If you look at your phone, it’s unlikely that it’s at 68% charge. But unless it’s constantly dead (0%), or constantly charging (100%), it is more likely to be at 68% than anything else. If you charge intermittently, but enough to stay above empty, and not enough to keep at full, then you can think of it this way: It’s morning and you’re at 100%. By evening it would be at 0%, but you charge in little moments during the day. We’ll say that you took a step down every time you were drained by a point, and a step up every time you charged by a point. We’ll say that when you hit 100% you always unplug (you can’t take a step up over 100).
A question is: how many ways are there to take 100 steps from 100%; how many paths are there in all the different combinations of up and down steps? And for any given charge level, how many ways are there to that point from 100% that involve exactly 100 steps? 0% only has one path leading to it: there is only one way to take 100 steps down from 100%. The 2% level has about 100 paths leading to it: a hundred ways to take 98 steps down with a little goosestep up and down at some point between the top and bottom. There are a lot of paths from 100% back to 100%: you can go down 50 and up 50, you can go down and up 50 times, you can go down and up by 4 then 7 then 15.

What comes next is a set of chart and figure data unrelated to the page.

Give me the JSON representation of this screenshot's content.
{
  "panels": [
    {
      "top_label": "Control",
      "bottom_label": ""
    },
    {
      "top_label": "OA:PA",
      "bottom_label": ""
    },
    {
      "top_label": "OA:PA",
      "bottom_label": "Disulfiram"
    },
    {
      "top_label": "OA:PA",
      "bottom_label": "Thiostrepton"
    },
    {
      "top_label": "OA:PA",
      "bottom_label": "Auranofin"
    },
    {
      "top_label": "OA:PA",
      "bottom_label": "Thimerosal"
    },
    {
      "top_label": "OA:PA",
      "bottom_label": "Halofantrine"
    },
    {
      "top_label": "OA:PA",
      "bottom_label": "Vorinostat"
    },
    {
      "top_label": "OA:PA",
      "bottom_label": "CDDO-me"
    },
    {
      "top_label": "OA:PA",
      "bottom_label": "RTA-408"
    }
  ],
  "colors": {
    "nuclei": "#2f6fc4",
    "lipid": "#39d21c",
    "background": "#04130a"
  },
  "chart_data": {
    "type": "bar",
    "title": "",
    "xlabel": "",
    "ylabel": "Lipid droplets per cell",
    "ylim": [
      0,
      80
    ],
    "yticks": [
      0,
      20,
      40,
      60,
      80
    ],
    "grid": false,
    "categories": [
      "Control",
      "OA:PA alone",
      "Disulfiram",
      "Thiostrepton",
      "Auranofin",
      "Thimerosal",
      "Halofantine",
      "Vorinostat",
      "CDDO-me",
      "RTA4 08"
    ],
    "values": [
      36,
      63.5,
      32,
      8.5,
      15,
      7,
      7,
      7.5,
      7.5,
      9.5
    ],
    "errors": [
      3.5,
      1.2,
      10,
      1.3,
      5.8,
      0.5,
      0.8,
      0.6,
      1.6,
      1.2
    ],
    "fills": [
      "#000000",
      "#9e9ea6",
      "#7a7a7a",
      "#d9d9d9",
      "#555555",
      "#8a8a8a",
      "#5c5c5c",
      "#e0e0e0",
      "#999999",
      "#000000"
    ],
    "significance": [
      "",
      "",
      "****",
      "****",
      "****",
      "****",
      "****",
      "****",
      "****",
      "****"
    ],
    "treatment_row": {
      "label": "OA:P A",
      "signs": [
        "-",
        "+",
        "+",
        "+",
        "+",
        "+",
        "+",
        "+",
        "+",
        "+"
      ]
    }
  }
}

With these ideas, we’re now to our key question. Which charge level between 0 and 100 has the greatest number of paths leading to it? The 68% charge level is the one with the greatest number of paths leading to it (0% has the fewest). Another way of saying the same thing: if you randomly generate paths of length 100, up and down, over and over, the number you’ll land on the most is 68%. Not by a lot, but if I know nearly nothing about your phone—it’s got about a day of charge, it’s near the end of the day, you’re on the move enough that it’s often but not usually plugged in—the least bad guess is that you’re at about 60-70% charge by the end of the day.
The orthography of number
In the next book you pick up, keep an eye out for the first number you see, not spelled out but in digits. Will it be big, or little? Even or odd? What can we say about the numbers that are dealt to us, numbers about anything: dollars, marbles, people, fish? The fun thing about pure reason is a) you will learn something interesting, and b) you won’t get to choose what. According to Benford’s Law, the next number you see, big or small, is most likely to start with a 1. A number starting with 1 is 30%! That ends up being about 12% more likely than 2, which is about 5% more likely than 3, and so on down to 9, which initiates only 4.6% of numbers, not 11% like you’d expect (11=100/9 digits; you don’t divide by 10 because in Arabic numerals the only number than can start with the tenth digit, 0, is 0). I don’t understand it perfectly but it’s got something to do with there being more small numbers than big numbers, with logarithms, and with Arabic numerals. They come together to give 1’s center-stage. I don’t know if this is a metaphor or the actual explanation, but if you look at the way a slide rule gives physical space to each digit according to the logarithmic way of representing “bigness”, you’ll see that 1 gets more space than any of the others, and in that way gets more real estate in our lives, with pride of place on the far left of most written numbers.
It might sound far fetched to say, but pure reason, charged with statistical theory, and seeded with one observation, can help you shower comfortably, find your keys quickly, and keep your phone alive. It can probably also help you brush your teeth, clean your windows, and wash the dishes; let me know what you find.